CM . . .
. Volume XIV Number 13 . . . . February 22, 2008
Twelve-year old Drake Livingstone has a twin sister, Stella. At least, he says he has a twin sister, who disappeared in January in the light of a solar eclipse. No one believes him, not even his friend Sherman Glutz. Sherman is much more concerned about his violin lessons, his new school, and dealing with Billie Binkleburg who seems to be a bully. When Drake disappears, Sherman receives a mysterious package from him, one which contains a necklace and a diary filled with circles. Sherman and Billie must decipher the mystery of the diary, then go to the world of Halfstone to help Drake defeat Umbra the Shadowmaster and save both Aura, Keeper of the Light and Stella.
Trick of the Light, the sequel to Shadow of the Moon, begins several months after the events in Shadow of the Moon. The story opens by reminding the reader of the main characters from the previous book and introducing Billie. It is not necessary to have read Shadow of the Moon to enjoy Trick of the Light as the events are explained well enough at the beginning.
The characters are incredibly well done once again. The main focus of the story is on Sherman and Billie. Sherman is a loner at a new school and is getting a lot of attention from Billie. She may be a bully, or she may like him, and Sherman can't decide which is worse. Billie appears to have 12 brothers who all do incredible things, a situation which gives her a lot of knowledge in different areas. After Sherman finds out that Billie is Gifted but also has a learning disability, he wonders if her brothers even exist or if she is really incredibly smart. Billie and Sherman really complement each other throughout the story. They are quite realistic characters who also act their age. They are brave, but they are still 12-years-old.
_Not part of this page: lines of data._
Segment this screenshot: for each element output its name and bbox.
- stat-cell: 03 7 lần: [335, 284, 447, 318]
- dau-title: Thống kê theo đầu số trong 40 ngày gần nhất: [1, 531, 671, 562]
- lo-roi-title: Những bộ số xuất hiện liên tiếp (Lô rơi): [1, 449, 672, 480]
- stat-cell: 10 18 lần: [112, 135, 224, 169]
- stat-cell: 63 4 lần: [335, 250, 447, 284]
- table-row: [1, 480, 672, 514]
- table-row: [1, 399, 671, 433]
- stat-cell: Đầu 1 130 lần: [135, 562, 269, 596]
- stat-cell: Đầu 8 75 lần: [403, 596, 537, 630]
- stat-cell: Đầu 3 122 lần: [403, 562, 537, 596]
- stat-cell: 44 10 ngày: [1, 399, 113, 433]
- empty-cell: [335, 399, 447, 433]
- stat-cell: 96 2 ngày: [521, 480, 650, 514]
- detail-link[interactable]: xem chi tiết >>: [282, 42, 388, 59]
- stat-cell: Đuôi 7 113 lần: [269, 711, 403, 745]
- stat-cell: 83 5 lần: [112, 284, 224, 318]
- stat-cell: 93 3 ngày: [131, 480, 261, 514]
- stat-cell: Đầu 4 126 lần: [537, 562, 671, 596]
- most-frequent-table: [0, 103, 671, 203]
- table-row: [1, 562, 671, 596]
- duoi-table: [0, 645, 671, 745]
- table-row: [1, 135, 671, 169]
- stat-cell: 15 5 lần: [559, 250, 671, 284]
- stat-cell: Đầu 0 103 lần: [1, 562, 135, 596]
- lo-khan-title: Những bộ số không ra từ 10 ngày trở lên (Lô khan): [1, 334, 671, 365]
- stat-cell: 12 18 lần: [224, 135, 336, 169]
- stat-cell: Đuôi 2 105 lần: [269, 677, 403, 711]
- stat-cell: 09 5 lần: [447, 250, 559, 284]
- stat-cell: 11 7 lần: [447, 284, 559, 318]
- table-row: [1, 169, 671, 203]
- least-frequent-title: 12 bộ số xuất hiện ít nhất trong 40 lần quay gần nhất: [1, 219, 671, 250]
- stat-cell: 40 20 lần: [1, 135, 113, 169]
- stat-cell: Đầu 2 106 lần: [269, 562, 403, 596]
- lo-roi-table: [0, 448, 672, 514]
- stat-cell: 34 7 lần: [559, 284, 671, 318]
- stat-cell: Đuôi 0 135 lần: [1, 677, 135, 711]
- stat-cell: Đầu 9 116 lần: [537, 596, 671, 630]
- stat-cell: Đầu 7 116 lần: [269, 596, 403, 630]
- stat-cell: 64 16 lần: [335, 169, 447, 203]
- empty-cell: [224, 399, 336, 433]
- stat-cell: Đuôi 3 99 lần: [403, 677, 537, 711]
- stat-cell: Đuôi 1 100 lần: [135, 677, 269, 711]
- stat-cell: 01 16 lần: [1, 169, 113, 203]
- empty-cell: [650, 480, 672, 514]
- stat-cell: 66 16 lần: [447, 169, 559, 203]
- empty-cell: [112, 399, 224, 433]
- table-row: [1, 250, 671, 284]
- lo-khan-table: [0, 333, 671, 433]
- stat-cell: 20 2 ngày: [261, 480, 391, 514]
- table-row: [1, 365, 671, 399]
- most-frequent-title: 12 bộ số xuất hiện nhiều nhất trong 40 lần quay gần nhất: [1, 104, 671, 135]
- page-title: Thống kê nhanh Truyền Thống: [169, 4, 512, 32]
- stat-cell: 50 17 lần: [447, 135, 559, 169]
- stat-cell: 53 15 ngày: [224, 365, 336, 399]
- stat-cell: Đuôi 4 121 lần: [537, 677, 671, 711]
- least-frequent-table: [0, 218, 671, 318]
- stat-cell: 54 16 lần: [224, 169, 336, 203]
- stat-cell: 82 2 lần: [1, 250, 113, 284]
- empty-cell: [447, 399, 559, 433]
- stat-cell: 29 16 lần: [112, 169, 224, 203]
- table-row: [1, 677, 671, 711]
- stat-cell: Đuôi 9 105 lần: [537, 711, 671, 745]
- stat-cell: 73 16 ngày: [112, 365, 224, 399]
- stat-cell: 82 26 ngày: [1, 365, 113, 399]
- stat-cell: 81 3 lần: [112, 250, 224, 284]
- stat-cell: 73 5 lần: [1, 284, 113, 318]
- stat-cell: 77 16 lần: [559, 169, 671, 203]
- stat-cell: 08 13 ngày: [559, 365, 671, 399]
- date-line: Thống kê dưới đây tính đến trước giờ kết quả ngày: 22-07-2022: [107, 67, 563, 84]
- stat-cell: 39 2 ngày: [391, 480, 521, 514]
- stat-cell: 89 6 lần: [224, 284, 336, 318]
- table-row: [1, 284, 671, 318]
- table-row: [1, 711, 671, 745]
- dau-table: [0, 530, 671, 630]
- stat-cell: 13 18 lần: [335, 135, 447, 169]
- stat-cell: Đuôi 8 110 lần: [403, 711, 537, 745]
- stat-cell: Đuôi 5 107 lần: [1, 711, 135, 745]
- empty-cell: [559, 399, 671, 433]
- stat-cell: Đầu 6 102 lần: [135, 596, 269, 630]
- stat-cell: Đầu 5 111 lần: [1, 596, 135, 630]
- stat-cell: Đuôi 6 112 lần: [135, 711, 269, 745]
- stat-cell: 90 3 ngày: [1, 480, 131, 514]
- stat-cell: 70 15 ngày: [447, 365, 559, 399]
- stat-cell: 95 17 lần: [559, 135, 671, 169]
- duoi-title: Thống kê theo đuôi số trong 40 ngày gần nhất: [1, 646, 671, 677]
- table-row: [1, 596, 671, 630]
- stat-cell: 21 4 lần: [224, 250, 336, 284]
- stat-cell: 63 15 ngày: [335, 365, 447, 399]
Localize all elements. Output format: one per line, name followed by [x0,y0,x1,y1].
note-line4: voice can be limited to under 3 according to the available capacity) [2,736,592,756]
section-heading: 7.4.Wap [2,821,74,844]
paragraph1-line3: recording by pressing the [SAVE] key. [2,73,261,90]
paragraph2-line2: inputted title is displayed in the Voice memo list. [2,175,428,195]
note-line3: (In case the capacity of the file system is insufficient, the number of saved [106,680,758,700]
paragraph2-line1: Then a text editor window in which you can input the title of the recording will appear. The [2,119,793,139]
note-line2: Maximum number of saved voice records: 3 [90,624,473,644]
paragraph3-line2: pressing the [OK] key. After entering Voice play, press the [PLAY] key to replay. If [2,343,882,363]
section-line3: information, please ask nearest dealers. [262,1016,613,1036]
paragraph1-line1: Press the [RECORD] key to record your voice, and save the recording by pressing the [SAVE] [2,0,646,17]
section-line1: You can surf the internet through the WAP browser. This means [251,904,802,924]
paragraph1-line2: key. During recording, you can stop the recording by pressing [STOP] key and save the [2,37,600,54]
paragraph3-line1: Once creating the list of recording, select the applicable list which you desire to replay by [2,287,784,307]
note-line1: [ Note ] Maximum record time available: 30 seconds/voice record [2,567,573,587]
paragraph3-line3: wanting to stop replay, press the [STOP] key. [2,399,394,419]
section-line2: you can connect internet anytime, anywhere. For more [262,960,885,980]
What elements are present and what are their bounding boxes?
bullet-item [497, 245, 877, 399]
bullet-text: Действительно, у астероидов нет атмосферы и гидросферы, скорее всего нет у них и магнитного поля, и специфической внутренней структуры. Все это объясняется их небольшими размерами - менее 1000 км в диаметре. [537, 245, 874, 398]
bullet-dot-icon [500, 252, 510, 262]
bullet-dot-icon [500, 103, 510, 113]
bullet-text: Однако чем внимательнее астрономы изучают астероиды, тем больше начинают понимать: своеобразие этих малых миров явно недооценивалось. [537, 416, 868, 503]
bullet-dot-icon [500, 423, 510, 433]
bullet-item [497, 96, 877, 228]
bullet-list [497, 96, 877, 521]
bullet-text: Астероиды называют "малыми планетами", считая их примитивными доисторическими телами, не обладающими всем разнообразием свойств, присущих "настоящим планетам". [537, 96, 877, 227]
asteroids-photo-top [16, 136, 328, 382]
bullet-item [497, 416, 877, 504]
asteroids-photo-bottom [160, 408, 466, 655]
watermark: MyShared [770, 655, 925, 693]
Marina Cohen's writing is excellent. The story flows through the vivid settings and brings in characters that are described minimally but with great thoroughness. Long descriptions are not necessary because Cohen can make smaller ones much more effective. The reader is easily able to picture the settings, characters and events in their mind. The characters encountered in Halfworld are not always standard fantasy characters and are not the same as those in Shadow of the Moon. In addition, Marina Cohen is not afraid to use language. Many authors would refer to a spider's jaws, not their chelicerae. Language like this shows the strength of Cohen's writing.
Trick of the Light is an excellent and captivating sequel to Shadow of the Moon and will be enjoyed by anyone who likes fantasy.
Daphne Hamilton-Nagorsen is a graduate of the School of Library, Archival and Information Studies at UBC, Vancouver, BC.